Idem on iPhone, a note on the IOS 15 preview page:
Available on iPhone with A12 Bionic and later (https://www.apple.com/ios/ios-15-preview/#footnote-2).

@Philippe That’s interesting but not a full explanation. Apple’s machine learning APIs (and even the OCR one) do work on iPhones and Macs without neural engines. Is Live Text built on at totally different system?

Kevin Schumacher

My understanding is that there are similar instruction sets in Intel chips that Apple could target, but--and this is where the speculation is--why would they expend the effort and money to do so when they're already moving away from Intel?

5 years ago, I could launch the Google Translate app on my iPhone, take a photo from a sign or book, then swipe over lines of text in that photo to get them translated.

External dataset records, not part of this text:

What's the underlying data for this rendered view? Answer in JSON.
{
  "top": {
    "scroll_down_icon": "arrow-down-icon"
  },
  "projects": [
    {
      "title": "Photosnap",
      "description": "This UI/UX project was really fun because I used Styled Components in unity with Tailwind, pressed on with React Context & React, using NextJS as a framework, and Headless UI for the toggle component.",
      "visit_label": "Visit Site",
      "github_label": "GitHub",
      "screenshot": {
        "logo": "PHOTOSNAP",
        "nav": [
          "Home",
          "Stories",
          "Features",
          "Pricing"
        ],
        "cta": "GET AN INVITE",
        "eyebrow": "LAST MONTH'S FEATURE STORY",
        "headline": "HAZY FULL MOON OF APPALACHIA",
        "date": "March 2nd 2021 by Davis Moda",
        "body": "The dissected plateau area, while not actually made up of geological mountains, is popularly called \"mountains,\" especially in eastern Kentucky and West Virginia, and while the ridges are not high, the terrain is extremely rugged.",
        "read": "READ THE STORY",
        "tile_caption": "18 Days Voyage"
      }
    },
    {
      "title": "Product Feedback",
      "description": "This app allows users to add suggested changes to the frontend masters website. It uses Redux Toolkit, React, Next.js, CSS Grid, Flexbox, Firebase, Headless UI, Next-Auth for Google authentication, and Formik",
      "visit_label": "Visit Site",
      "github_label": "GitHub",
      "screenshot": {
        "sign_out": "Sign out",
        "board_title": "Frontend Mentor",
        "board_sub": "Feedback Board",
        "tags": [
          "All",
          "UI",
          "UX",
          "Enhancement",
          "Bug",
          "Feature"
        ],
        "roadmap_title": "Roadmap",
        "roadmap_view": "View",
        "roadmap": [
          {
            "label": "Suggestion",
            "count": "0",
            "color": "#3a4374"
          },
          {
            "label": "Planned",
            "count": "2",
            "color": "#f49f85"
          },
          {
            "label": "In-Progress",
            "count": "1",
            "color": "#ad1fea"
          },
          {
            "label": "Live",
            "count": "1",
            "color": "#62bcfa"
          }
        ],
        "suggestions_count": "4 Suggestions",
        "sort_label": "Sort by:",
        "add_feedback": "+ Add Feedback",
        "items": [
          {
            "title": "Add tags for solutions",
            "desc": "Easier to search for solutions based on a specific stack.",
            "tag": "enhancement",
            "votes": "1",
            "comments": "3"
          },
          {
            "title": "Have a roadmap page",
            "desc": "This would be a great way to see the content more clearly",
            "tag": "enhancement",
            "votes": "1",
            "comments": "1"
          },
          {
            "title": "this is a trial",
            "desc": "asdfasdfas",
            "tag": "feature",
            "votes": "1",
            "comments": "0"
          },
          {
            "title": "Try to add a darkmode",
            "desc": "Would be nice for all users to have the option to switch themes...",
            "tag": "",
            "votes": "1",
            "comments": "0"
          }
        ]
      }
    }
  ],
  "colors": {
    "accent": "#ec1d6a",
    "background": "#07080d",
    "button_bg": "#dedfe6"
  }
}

Not sure though whether it did the text recognition locally or remote - the translation itself probably was remote.

Jean-Daniel

@Kevin Schumacher: That's my though too. This is the same for FaceTime blur background. It is probably based on the Image Processing Pipeline of the M1 and they can definitively write an other version that would work on Intel machines, but is it worth doing it ?

Google has had similar functionality in the Lens/Translate/Camera app over the years - so it can clearly be done on lower powered devices.
As per normal; Apple have done a _much_ better job of packaging/presenting the feature.

Google did the text recognition by sending the image to their data centers. They didn't do it on device.